The power of this word “Roman” to describe the Eastern Empire spread far
beyond Greek speakers and into the mouths of the Muslim cultures in the region
as well. Note how in the main languages of the Middle East—Arabic, Turkish,
and Persian—the Eastern Christian Empire was known as Rûm (Rome)—and
still is, even today. The word Rûm is still associated with anything to do with the
Eastern Roman Empire, or with Anatolia (Asia Minor). The Qur’an itself has a
chapter called al-Rûm that talks about the Byzantine Christians. The first Seljuk
Turkish state based in Anatolia, which fought long wars with Constantinople
over Anatolian territory in the ninth and tenth centuries, arrogated to itself the
title of “Sultanate of Rûm.” The very Mediterranean Sea was then called “the
Sea of Rûm” in Arabic. (For fans of the renowned Sufi poet Rumi, we need only
note that the name was the adjectival form for one who lives in Rûm, on what
was once Eastern Empire soil, in Anatolia.)

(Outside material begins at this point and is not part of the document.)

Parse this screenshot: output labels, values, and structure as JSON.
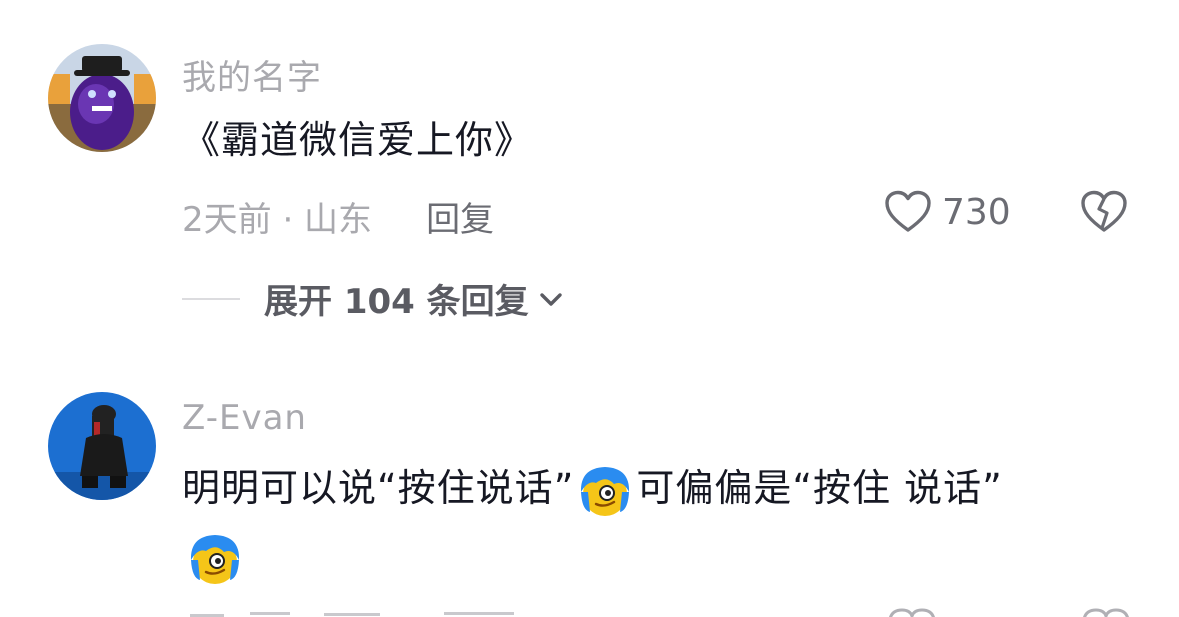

But the West would not yield up the term. Despite the widespread use of
“Rome” across the Middle East to refer to the Eastern Empire, the West still
remained bitterly unwilling to surrender the mantle of the Roman Empire to
Constantinople, even though it was undeniable that the Eastern Empire was still
flourishing in the East, long after the fall of the Western Empire to barbarian
control. The West insisted on referring to the Eastern Empire only as Imperium
Graecorum, or “Empire of the Greeks,” clearly rejecting any title suggestive of
the Roman Empire, a term they wanted reserved solely for Western rulers. We
see how this struggle over “who is Rome” reemerges vividly on Christmas Day
in 800 CE when, at High Mass in Saint Peter’s in Rome, Pope Leo III crowned
the powerful new Germanic barbarian ruler Charlemagne as Imperator
Romanorum, the Emperor of the Romans. By invoking this designation, he
sought to restore the title to the West, wresting it away from the Greeks in
Constantinople who had “usurped” it in this war of names.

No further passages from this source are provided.